Making Read the Docs Sustainable¶
Today we are announcing a sustainability campaign to raise money for Read the Docs. Most of the information is available on the page there, but I wanted to shine a bit more light on my thinking about this process.
I’ve considered myself a member of the Open Source Community for over 10 years. In that time, I’ve been influenced by a lot of projects. The Python and Django communities are the ones I’ve always held in the highest esteem.
Django in particular is an amazing example, because the BDFL’s have recently stepped down as leaders of the community. In my view this is the best possible outcome for a leader, to build such a community that they become replaceable. Seeing your work live on after you are done working on it is a magical thing.
I feel like Django in this context is a sustainable community. There are a large number of people involved in the development and ongoing maintenance. However, even with this success they recognized a need. They created their own fundraiser to help with work that often gets missed: administrative and community management tasks. These are things that volunteers generally aren’t willing or able to do.
This shows that even communities that are successful still have work that doesn’t make sense for volunteers. I believe Read the Docs is in a similar boat, though with a much less active community.

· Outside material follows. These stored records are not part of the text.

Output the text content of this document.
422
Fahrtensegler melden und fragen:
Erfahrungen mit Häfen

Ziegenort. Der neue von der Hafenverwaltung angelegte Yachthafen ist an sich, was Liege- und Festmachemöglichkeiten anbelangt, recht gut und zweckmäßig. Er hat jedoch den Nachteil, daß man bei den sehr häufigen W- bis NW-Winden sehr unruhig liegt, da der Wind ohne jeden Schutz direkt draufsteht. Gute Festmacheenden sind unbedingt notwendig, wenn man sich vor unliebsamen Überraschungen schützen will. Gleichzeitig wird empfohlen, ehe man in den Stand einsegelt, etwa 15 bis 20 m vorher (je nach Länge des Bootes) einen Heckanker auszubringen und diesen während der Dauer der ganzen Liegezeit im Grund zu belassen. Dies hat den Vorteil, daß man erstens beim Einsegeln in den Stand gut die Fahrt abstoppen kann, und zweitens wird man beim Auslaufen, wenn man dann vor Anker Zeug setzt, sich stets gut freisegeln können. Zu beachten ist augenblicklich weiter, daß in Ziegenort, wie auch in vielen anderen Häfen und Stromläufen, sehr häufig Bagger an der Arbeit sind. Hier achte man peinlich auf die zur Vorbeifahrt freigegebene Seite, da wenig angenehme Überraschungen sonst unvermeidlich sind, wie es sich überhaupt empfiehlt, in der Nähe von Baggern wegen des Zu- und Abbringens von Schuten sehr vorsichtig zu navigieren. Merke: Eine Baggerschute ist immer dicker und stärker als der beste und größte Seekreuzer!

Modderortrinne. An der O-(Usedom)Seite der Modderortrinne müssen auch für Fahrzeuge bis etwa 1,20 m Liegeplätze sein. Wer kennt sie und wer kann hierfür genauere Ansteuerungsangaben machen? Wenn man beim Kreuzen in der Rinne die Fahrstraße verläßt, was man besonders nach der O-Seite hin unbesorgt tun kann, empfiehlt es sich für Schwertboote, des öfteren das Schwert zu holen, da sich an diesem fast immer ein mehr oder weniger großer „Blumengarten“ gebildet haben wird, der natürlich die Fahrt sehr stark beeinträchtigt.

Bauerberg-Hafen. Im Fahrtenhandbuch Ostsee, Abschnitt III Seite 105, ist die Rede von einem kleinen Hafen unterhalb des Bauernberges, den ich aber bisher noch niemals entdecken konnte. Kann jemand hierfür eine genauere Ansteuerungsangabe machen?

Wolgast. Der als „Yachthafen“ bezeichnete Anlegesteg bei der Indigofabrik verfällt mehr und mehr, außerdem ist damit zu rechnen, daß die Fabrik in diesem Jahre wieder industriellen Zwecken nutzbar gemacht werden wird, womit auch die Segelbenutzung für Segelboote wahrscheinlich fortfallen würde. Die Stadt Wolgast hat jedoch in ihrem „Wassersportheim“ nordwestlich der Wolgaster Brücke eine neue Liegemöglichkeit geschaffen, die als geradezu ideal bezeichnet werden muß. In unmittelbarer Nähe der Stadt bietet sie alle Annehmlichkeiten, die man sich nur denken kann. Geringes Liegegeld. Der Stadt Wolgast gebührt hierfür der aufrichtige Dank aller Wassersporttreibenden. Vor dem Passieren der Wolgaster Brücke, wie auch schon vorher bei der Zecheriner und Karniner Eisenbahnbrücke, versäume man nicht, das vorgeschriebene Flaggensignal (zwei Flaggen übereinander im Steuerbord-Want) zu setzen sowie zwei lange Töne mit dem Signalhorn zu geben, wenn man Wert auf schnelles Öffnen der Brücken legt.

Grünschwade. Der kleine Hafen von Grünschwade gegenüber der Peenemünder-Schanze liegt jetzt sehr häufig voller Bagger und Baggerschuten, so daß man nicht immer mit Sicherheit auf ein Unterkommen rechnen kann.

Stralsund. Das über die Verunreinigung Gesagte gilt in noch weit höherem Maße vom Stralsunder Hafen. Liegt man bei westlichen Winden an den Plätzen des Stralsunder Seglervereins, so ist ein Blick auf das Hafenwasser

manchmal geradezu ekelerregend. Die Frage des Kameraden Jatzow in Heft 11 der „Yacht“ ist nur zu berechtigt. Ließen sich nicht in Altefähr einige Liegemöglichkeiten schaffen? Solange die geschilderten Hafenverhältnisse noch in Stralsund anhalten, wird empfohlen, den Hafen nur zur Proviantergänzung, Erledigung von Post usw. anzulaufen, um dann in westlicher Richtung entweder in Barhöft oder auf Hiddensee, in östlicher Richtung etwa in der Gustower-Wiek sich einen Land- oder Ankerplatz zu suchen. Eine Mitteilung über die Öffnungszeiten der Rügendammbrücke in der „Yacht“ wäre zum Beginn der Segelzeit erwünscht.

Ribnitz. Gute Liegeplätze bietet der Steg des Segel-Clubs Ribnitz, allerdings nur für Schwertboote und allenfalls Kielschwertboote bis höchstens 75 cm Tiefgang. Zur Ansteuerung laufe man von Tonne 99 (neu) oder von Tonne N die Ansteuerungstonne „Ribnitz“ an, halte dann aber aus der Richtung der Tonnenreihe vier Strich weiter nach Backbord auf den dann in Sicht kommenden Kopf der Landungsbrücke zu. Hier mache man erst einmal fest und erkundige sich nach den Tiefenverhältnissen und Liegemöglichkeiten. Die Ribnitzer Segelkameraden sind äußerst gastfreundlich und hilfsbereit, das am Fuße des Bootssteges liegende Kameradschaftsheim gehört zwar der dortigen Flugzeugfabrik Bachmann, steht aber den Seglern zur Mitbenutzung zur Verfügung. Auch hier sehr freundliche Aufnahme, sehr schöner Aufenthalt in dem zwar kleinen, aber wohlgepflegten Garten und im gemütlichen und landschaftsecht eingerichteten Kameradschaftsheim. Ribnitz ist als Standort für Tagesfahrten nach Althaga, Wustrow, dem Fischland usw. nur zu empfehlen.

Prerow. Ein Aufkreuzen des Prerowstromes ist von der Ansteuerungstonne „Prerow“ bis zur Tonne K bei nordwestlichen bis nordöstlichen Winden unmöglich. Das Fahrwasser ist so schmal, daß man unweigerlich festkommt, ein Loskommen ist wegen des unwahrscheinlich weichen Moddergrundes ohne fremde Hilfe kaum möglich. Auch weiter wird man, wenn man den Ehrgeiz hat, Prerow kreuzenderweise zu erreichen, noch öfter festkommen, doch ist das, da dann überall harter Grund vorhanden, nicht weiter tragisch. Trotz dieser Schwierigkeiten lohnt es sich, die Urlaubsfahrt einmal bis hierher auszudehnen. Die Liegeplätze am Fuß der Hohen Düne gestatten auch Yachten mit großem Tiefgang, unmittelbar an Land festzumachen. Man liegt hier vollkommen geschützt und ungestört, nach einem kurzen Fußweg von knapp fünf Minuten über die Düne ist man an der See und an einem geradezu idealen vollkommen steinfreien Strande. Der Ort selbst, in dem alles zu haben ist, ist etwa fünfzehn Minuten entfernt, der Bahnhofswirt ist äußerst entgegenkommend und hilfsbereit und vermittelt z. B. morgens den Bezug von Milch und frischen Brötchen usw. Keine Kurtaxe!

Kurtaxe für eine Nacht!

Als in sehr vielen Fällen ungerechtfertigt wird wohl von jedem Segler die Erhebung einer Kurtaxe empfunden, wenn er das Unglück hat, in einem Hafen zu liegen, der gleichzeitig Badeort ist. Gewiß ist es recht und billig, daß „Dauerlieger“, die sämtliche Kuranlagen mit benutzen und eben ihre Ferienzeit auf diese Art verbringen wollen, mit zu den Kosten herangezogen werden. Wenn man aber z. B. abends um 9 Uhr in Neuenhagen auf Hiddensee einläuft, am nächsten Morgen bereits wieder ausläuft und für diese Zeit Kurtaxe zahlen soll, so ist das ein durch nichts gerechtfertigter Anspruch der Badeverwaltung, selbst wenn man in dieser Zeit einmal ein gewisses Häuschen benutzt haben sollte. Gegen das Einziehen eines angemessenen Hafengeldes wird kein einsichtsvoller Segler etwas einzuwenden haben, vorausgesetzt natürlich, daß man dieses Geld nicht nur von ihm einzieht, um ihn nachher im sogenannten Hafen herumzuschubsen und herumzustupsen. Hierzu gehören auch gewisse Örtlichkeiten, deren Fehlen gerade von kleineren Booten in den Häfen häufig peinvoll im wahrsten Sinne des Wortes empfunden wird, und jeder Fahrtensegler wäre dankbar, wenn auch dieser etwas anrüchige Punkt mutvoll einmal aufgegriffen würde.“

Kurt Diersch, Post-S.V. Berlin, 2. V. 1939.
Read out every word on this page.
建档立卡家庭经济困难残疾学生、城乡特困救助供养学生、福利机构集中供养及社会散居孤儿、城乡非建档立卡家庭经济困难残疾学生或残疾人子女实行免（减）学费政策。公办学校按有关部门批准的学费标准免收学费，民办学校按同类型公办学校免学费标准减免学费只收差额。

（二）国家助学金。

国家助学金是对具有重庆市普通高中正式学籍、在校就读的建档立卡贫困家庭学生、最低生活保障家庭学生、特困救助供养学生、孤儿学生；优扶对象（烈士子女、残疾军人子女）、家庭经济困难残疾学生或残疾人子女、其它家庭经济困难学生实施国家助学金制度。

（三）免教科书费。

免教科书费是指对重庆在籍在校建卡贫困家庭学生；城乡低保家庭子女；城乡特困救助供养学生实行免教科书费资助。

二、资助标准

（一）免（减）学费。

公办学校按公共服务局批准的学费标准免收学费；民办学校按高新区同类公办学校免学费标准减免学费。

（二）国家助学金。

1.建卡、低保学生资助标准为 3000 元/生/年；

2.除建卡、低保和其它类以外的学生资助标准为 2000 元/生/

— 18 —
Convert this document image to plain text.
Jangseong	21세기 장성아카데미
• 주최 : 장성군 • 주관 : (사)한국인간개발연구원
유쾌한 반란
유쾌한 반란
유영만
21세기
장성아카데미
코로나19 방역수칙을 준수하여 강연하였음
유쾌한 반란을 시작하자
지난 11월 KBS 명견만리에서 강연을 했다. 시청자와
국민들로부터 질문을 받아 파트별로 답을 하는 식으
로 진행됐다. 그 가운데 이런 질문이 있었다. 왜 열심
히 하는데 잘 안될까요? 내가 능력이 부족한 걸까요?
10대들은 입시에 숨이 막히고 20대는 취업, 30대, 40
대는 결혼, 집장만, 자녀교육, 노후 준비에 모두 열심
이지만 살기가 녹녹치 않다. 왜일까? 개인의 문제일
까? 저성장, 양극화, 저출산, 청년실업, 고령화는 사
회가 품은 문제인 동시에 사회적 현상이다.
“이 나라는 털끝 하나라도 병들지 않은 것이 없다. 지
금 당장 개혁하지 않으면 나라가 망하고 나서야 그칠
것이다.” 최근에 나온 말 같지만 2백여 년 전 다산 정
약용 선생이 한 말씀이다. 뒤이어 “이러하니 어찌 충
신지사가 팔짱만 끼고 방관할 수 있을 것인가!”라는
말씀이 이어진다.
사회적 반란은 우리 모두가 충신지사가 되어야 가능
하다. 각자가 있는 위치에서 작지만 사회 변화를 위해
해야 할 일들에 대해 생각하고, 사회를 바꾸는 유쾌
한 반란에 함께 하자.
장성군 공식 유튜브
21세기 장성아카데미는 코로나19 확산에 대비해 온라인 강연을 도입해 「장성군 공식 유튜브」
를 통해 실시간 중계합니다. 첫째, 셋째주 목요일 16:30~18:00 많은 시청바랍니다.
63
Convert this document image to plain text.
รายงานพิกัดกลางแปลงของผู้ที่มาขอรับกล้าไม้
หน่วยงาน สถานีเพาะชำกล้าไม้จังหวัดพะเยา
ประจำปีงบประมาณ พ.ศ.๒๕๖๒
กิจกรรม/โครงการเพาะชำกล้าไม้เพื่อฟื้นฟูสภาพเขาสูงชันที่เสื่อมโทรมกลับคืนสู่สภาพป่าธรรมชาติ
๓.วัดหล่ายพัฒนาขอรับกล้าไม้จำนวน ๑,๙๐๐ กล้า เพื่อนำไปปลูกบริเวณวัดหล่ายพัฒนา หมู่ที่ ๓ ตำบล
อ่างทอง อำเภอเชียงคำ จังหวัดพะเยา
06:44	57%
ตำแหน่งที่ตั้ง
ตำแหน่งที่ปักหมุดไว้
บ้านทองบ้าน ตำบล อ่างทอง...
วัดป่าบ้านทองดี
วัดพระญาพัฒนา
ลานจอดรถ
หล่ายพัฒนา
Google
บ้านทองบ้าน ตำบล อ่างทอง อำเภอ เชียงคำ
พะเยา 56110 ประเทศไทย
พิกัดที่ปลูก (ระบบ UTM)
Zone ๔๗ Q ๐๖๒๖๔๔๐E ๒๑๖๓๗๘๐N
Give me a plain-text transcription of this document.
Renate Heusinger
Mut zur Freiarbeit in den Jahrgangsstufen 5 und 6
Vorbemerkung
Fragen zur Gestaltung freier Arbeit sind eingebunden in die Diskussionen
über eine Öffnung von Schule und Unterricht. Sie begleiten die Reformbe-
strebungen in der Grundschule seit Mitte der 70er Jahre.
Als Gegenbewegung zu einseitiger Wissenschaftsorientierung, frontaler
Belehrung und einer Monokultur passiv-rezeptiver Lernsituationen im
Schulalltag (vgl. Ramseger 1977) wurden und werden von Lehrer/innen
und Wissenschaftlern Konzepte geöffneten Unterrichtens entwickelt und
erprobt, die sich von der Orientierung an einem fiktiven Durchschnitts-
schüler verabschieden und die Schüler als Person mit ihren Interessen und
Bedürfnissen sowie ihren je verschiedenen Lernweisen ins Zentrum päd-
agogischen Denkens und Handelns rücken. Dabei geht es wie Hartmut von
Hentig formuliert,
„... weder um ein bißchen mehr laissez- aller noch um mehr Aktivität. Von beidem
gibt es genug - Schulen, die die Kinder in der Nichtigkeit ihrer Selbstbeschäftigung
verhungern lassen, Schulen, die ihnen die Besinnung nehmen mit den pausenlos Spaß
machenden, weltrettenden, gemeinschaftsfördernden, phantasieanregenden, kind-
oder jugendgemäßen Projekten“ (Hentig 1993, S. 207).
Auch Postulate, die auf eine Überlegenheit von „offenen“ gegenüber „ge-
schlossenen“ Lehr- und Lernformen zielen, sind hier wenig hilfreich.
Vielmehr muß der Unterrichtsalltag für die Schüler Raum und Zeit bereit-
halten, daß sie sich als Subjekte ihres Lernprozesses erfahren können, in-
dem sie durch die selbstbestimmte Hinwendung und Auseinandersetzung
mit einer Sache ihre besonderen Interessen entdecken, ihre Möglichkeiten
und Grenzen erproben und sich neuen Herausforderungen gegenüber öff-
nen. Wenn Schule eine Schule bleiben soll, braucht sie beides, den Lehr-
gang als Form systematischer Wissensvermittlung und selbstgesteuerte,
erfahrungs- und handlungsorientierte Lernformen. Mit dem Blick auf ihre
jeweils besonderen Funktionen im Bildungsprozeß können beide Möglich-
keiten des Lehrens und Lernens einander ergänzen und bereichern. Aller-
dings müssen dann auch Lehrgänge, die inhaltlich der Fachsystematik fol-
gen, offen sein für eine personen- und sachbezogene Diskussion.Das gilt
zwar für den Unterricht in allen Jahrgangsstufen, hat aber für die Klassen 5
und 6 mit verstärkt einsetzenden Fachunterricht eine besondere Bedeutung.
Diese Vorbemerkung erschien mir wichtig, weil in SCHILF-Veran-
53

Read the Docs, sadly, is still heavily dependent on me being around to operate it. Our campaign to make it more sustainable is the first step towards hopefully fixing this situation. Operating and supporting the site has started to take most of my time, not leaving much room for building community and onboarding contributors. In fact, it leads to an implicitly hostile environment for new contributors, because nobody was around to help them, test their patches, and get changes into the codebase.
This has lead Read the Docs into a spiral, where I’m too busy to onboard new people, but there is an ever increasing demand for support. The site keeps growing larger, meaning there is also ever growing operational overhead. But the community isn’t growing, because there isn’t anyone there to help new people.
Our goal is to try and make Read the Docs more supported, and more welcoming to new contributors. With that in mind, we are raising $24,000 to allocate time for much needed user and operational support.
With money injected into the system, operational and user support can be handled in a more consistent way. This will make an environment that is more welcoming to new community members, along with offering a better experience for existing users.
If you want to see this experiment play out, I hope you will contribute to our sustainability campaign.
Read the Docs has been a labor of love, but it needs to transition into just labor. As the service has grown, it deserves more resources than I can dedicate to it for free. Introducing money lets other people do work on Read the Docs that otherwise I am left doing, poorly, because I feel a responsibility for the service. Having more people and money in the project will make it better for everyone.
If you care about Read the Docs, I encourage you to get involved in the development or contribute money. It will make sure the service grows into something even more amazing.